A friend of mine sent me an email, saying to write my mom a letter, even though she isn’t around to read it. So here goes…
Even after 4 years and 4 months, I still miss you so much it hurts. You were my sounding board and I miss your advice, the sound of your voice. I know life goes on, and I’m a grown woman, but sometimes I feel lost without you.
Mom, I wish I had spent more time with you. Yes, we spoke on the phone every morning on my way to work, but sometimes I didn’t really LISTEN. And why didn’t I write down your recipe for Applesauce Raison cake? I haven’t been able to duplicate it.

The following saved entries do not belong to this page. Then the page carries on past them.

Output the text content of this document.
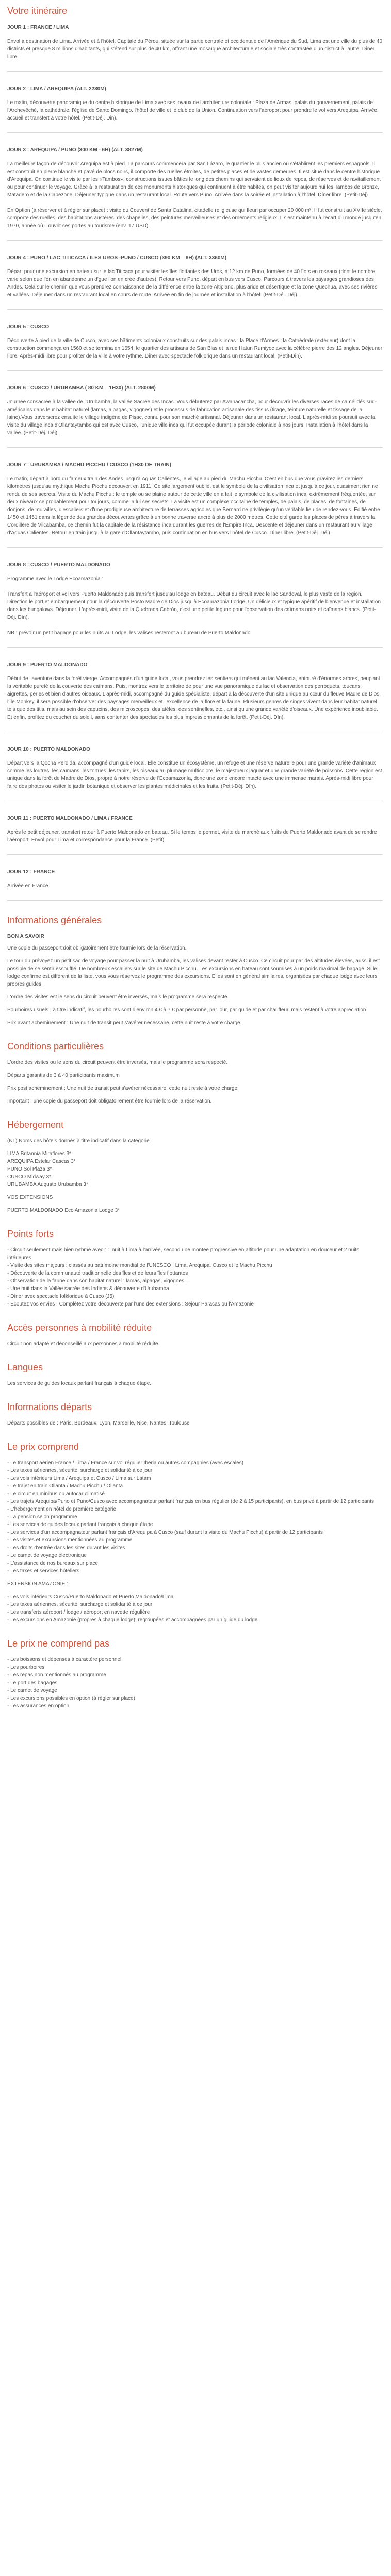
Votre itinéraire
JOUR 1 : FRANCE / LIMA
Envol à destination de Lima. Arrivée et à l'hôtel. Capitale du Pérou, située sur la partie centrale et occidentale de l'Amérique du Sud, Lima est une ville du plus de 40 districts et presque 8 millions d'habitants, qui s'étend sur plus de 40 km, offrant une mosaïque architecturale et sociale très contrastée d'un district à l'autre. Dîner libre.
JOUR 2 : LIMA / AREQUIPA (ALT. 2230M)
Le matin, découverte panoramique du centre historique de Lima avec ses joyaux de l'architecture coloniale : Plaza de Armas, palais du gouvernement, palais de l'Archevêché, la cathédrale, l'église de Santo Domingo. l'hôtel de ville et le club de la Union. Continuation vers l'aéroport pour prendre le vol vers Arequipa. Arrivée, accueil et transfert à votre hôtel. (Petit-Déj. Din).
JOUR 3 : AREQUIPA / PUNO (300 KM - 6H) (ALT. 3827M)
La meilleure façon de découvrir Arequipa est à pied. La parcours commencera par San Lázaro, le quartier le plus ancien où s'établirent les premiers espagnols. Il est construit en pierre blanche et pavé de blocs noirs, il comporte des ruelles étroites, de petites places et de vastes demeures. Il est situé dans le centre historique d'Arequipa. On continue le visite par les «Tambos», constructions issues bâties le long des chemins qui servaient de lieux de repos, de réserves et de ravitaillement ou pour continuer le voyage. Grâce à la restauration de ces monuments historiques qui continuent à être habités, on peut visiter aujourd'hui les Tambos de Bronze, Matadero et de la Cabezone. Déjeuner typique dans un restaurant local. Route vers Puno. Arrivée dans la soirée et installation à l'hôtel. Dîner libre. (Petit-Déj)

En Option (à réserver et à régler sur place) : visite du Couvent de Santa Catalina, citadelle religieuse qui fleuri par occuper 20 000 m². Il fut construit au XVIIe siècle, comporte des ruelles, des habitations austères, des chapelles, des peintures merveilleuses et des ornements religieux. Il s'est maintenu à l'écart du monde jusqu'en 1970, année où il ouvrit ses portes au tourisme (env. 17 USD).
JOUR 4 : PUNO / LAC TITICACA / ILES UROS -PUNO / CUSCO (390 KM – 8H) (ALT. 3360M)
Départ pour une excursion en bateau sur le lac Titicaca pour visiter les îles flottantes des Uros, à 12 km de Puno, formées de 40 îlots en roseaux (dont le nombre varie selon que l'on en abandonne un d'gue l'on en crée d'autres). Retour vers Puno, départ en bus vers Cusco. Parcours à travers les paysages grandioses des Andes. Cela sur le chemin que vous prendrez connaissance de la différence entre la zone Altiplano, plus aride et désertique et la zone Quechua, avec ses rivières et vallées. Déjeuner dans un restaurant local en cours de route. Arrivée en fin de journée et installation à l'hôtel. (Petit-Déj. Déj).
JOUR 5 : CUSCO
Découverte à pied de la ville de Cusco, avec ses bâtiments coloniaux construits sur des palais incas : la Place d'Armes ; la Cathédrale (extérieur) dont la construction commença en 1560 et se termina en 1654, le quartier des artisans de San Blas et la rue Hatun Rumiyoc avec la célèbre pierre des 12 angles. Déjeuner libre. Après-midi libre pour profiter de la ville à votre rythme. Dîner avec spectacle folklorique dans un restaurant local. (Petit-Dîn).
JOUR 6 : CUSCO / URUBAMBA ( 80 KM – 1H30) (ALT. 2800M)
Journée consacrée à la vallée de l'Urubamba, la vallée Sacrée des Incas. Vous débuterez par Awanacancha, pour découvrir les diverses races de camélidés sud-américains dans leur habitat naturel (lamas, alpagas, vigognes) et le processus de fabrication artisanale des tissus (tirage, teinture naturelle et tissage de la laine).Vous traverserez ensuite le village indigène de Pisac, connu pour son marché artisanal. Déjeuner dans un restaurant local. L'après-midi se poursuit avec la visite du village inca d'Ollantaytambo qui est avec Cusco, l'unique ville inca qui fut occupée durant la période coloniale à nos jours. Installation à l'hôtel dans la vallée. (Petit-Déj. Déj).
JOUR 7 : URUBAMBA / MACHU PICCHU / CUSCO (1H30 DE TRAIN)
Le matin, départ à bord du fameux train des Andes jusqu'à Aguas Calientes, le village au pied du Machu Picchu. C'est en bus que vous gravirez les derniers kilomètres jusqu'au mythique Machu Picchu découvert en 1911. Ce site largement oublié, est le symbole de la civilisation inca et jusqu'à ce jour, quasiment rien ne rendu de ses secrets. Visite du Machu Picchu : le temple ou se plaine autour de cette ville en a fait le symbole de la civilisation inca, extrêmement fréquentée, sur deux niveaux ce probablement pour toujours, comme la lui ses secrets. La visite est un complexe occitaine de temples, de palais, de places, de fontaines, de donjons, de murailles, d'escaliers et d'une prodigieuse architecture de terrasses agricoles que Bernard ne privilégie qu'un véritable lieu de rendez-vous. Edifié entre 1450 et 1451 dans la légende des grandes découvertes grâce à un bonne traverse ancré à plus de 2000 mètres. Cette cité garde les places de pères à travers la Cordillère de Vilcabamba, ce chemin fut la capitale de la résistance inca durant les guerres de l'Empire Inca. Descente et déjeuner dans un restaurant au village d'Aguas Calientes. Retour en train jusqu'à la gare d'Ollantaytambo, puis continuation en bus vers l'hôtel de Cusco. Dîner libre. (Petit-Déj. Déj).
JOUR 8 : CUSCO / PUERTO MALDONADO
Programme avec le Lodge Ecoamazonia :

Transfert à l'aéroport et vol vers Puerto Maldonado puis transfert jusqu'au lodge en bateau. Début du circuit avec le lac Sandoval, le plus vaste de la région. Direction le port et embarquement pour la découverte Posto Madre de Dios jusqu'à Ecoamazonia Lodge. Un délicieux et typique apéritif de bienvenue et installation dans les bungalows. Déjeuner. L'après-midi, visite de la Quebrada Cabrón, c'est une petite lagune pour l'observation des caïmans noirs et caïmans blancs. (Petit-Déj. Dîn).

NB : prévoir un petit bagage pour les nuits au Lodge, les valises resteront au bureau de Puerto Maldonado.
JOUR 9 : PUERTO MALDONADO
Début de l'aventure dans la forêt vierge. Accompagnés d'un guide local, vous prendrez les sentiers qui mènent au lac Valencia, entouré d'énormes arbres, peuplant la véritable pureté de la couverte des caïmans. Puis, montrez vers le territoire de pour une vue panoramique du lac et observation des perroquets, toucans, aigrettes, perles et bien d'autres oiseaux. L'après-midi, accompagné du guide spécialiste, départ à la découverte d'un site unique au cœur du fleuve Madre de Dios, l'île Monkey, il sera possible d'observer des paysages merveilleux et l'excellence de la flore et la faune. Plusieurs genres de singes vivent dans leur habitat naturel tels que des titis, mais au sein des capucins, des microscopes, des atèles, des sentinelles, etc., ainsi qu'une grande variété d'oiseaux. Une expérience inoubliable. Et enfin, profitez du coucher du soleil, sans contenter des spectacles les plus impressionnants de la forêt. (Petit-Déj. Dîn).
JOUR 10 : PUERTO MALDONADO
Départ vers la Qocha Perdida, accompagné d'un guide local. Elle constitue un écosystème, un refuge et une réserve naturelle pour une grande variété d'animaux comme les loutres, les caïmans, les tortues, les tapirs, les oiseaux au plumage multicolore, le majestueux jaguar et une grande variété de poissons. Cette région est unique dans la forêt de Madre de Dios, propre à notre réserve de l'Ecoamazonía, donc une zone encore intacte avec une immense marais. Après-midi libre pour faire des photos ou visiter le jardin botanique et observer les plantes médicinales et les fruits. (Petit-Déj. Dîn).
JOUR 11 : PUERTO MALDONADO / LIMA / FRANCE
Après le petit déjeuner, transfert retour à Puerto Maldonado en bateau. Si le temps le permet, visite du marché aux fruits de Puerto Maldonado avant de se rendre l'aéroport. Envol pour Lima et correspondance pour la France. (Petit).
JOUR 12 : FRANCE
Arrivée en France.
Informations générales
BON A SAVOIR

Une copie du passeport doit obligatoirement être fournie lors de la réservation.

Le tour du prévoyez un petit sac de voyage pour passer la nuit à Urubamba, les valises devant rester à Cusco. Ce circuit pour par des altitudes élevées, aussi il est possible de se sentir essoufflé. De nombreux escaliers sur le site de Machu Picchu. Les excursions en bateau sont soumises à un poids maximal de bagage. Si le lodge confirme est différent de la liste, vous vous réservez le programme des excursions. Elles sont en général similaires, organisées par chaque lodge avec leurs propres guides.

L'ordre des visites est le sens du circuit peuvent être inversés, mais le programme sera respecté.

Pourboires usuels : à titre indicatif, les pourboires sont d'environ 4 € à 7 € par personne, par jour, par guide et par chauffeur, mais restent à votre appréciation.

Prix avant acheminement : Une nuit de transit peut s'avérer nécessaire, cette nuit reste à votre charge.

Conditions particulières

L'ordre des visites ou le sens du circuit peuvent être inversés, mais le programme sera respecté.

Départs garantis de 3 à 40 participants maximum

Prix post acheminement : Une nuit de transit peut s'avérer nécessaire, cette nuit reste à votre charge.

Important : une copie du passeport doit obligatoirement être fournie lors de la réservation.

Hébergement

(NL) Noms des hôtels donnés à titre indicatif dans la catégorie

LIMA Britannia Miraflores 3*
AREQUIPA Estelar Cascas 3*
PUNO Sol Plaza 3*
CUSCO Midway 3*
URUBAMBA Augusto Urubamba 3*

VOS EXTENSIONS

PUERTO MALDONADO Eco Amazonia Lodge 3*

Points forts
- Circuit seulement mais bien rythmé avec : 1 nuit à Lima à l'arrivée, second une montée progressive en altitude pour une adaptation en douceur et 2 nuits intérieures
- Visite des sites majeurs : classés au patrimoine mondial de l'UNESCO : Lima, Arequipa, Cusco et le Machu Picchu
- Découverte de la communauté traditionnelle des îles et de leurs îles flottantes
- Observation de la faune dans son habitat naturel : lamas, alpagas, vigognes ...
- Une nuit dans la Vallée sacrée des Indiens & découverte d'Urubamba
- Dîner avec spectacle folklorique à Cusco (J5)
- Ecoutez vos envies ! Complétez votre découverte par l'une des extensions : Séjour Paracas ou l'Amazonie
Accès personnes à mobilité réduite

Circuit non adapté et déconseillé aux personnes à mobilité réduite.

Langues

Les services de guides locaux parlant français à chaque étape.

Informations départs

Départs possibles de : Paris, Bordeaux, Lyon, Marseille, Nice, Nantes, Toulouse

Le prix comprend
- Le transport aérien France / Lima / France sur vol régulier Iberia ou autres compagnies (avec escales)
- Les taxes aériennes, sécurité, surcharge et solidarité à ce jour
- Les vols intérieurs Lima / Arequipa et Cusco / Lima sur Latam
- Le trajet en train Ollanta / Machu Picchu / Ollanta
- Le circuit en minibus ou autocar climatisé
- Les trajets Arequipa/Puno et Puno/Cusco avec accompagnateur parlant français en bus régulier (de 2 à 15 participants), en bus privé à partir de 12 participants
- L'hébergement en hôtel de première catégorie
- La pension selon programme
- Les services de guides locaux parlant français à chaque étape
- Les services d'un accompagnateur parlant français d'Arequipa à Cusco (sauf durant la visite du Machu Picchu) à partir de 12 participants
- Les visites et excursions mentionnées au programme
- Les droits d'entrée dans les sites durant les visites
- Le carnet de voyage électronique
- L'assistance de nos bureaux sur place
- Les taxes et services hôteliers

EXTENSION AMAZONIE :

- Les vols intérieurs Cusco/Puerto Maldonado et Puerto Maldonado/Lima
- Les taxes aériennes, sécurité, surcharge et solidarité à ce jour
- Les transferts aéroport / lodge / aéroport en navette régulière
- Les excursions en Amazonie (propres à chaque lodge), regroupées et accompagnées par un guide du lodge
Le prix ne comprend pas
- Les boissons et dépenses à caractère personnel
- Les pourboires
- Les repas non mentionnés au programme
- Le port des bagages
- Le carnet de voyage
- Les excursions possibles en option (à régler sur place)
- Les assurances en option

Mom, we always talked about going to lunch, just us girls, but we never did. I was always busy – running here and there, always busy, always thinking I had plenty of time. And then one day it was too late. You didn’t feel like going out because you were sick. Lunch is such a small thing, but I didn’t stop and pick you up. I’m so sorry.
Life is too darn short.
Recently, I asked Dad for some of your old pots and pans, beat up from many years of use. I look at those baking pans and remember the corn bread, strawberry shortcake, cinnamon rolls, etc. that you used to bake for us. To some people, they might look beat up and ready for the dumpster to some people, but for me they are full of sights and sounds, tastes and smells.
Music also brings back memories. For the longest time, I couldn’t listen to music. It made me cry. Remember how we used to parade through the house doing the baby elephant walk? You turned up the volume and my brother and I followed you through the house, all three of us bent over, swinging our “trunks”. I will never hear that song without remembering our laughter and silliness.
Sometimes when I see a butterfly or a cardinal, I think of you. Whenever I hear a cardinal’s song, I remember how you used to say, “I’m sorry Mr. Cardinal. I can’t go fishing with you today.”
And yes, the ocean is still there.
You always believed in me, even when I didn’t. Whatever I doubted something about myself, you would tell me I could do it, “Because you’re my daughter, that’s why!”
Mom, I wish we could chat for one more time. We’d listen to your favorite music and I’d get those favorite recipes from you. I’d inhale your perfume, because it doesn’t smell the same on me as it did on you. I’d kiss your cheek and give you a giant hug. I’d buy you that taco, or take you to Ireland, or run away with you to Albuquerque.
Or just sit on the back porch with you and eat some ice cream.
So many things in life remind me of you. But then, you gave me life. You taught me how to love music, that family was important. You showed me how to appreciate the stillness and power of nature, and to reach for the stars. Thank you, Mom. Thank you for all you’ve given me. Happy Mother’s Day. I love you and miss you.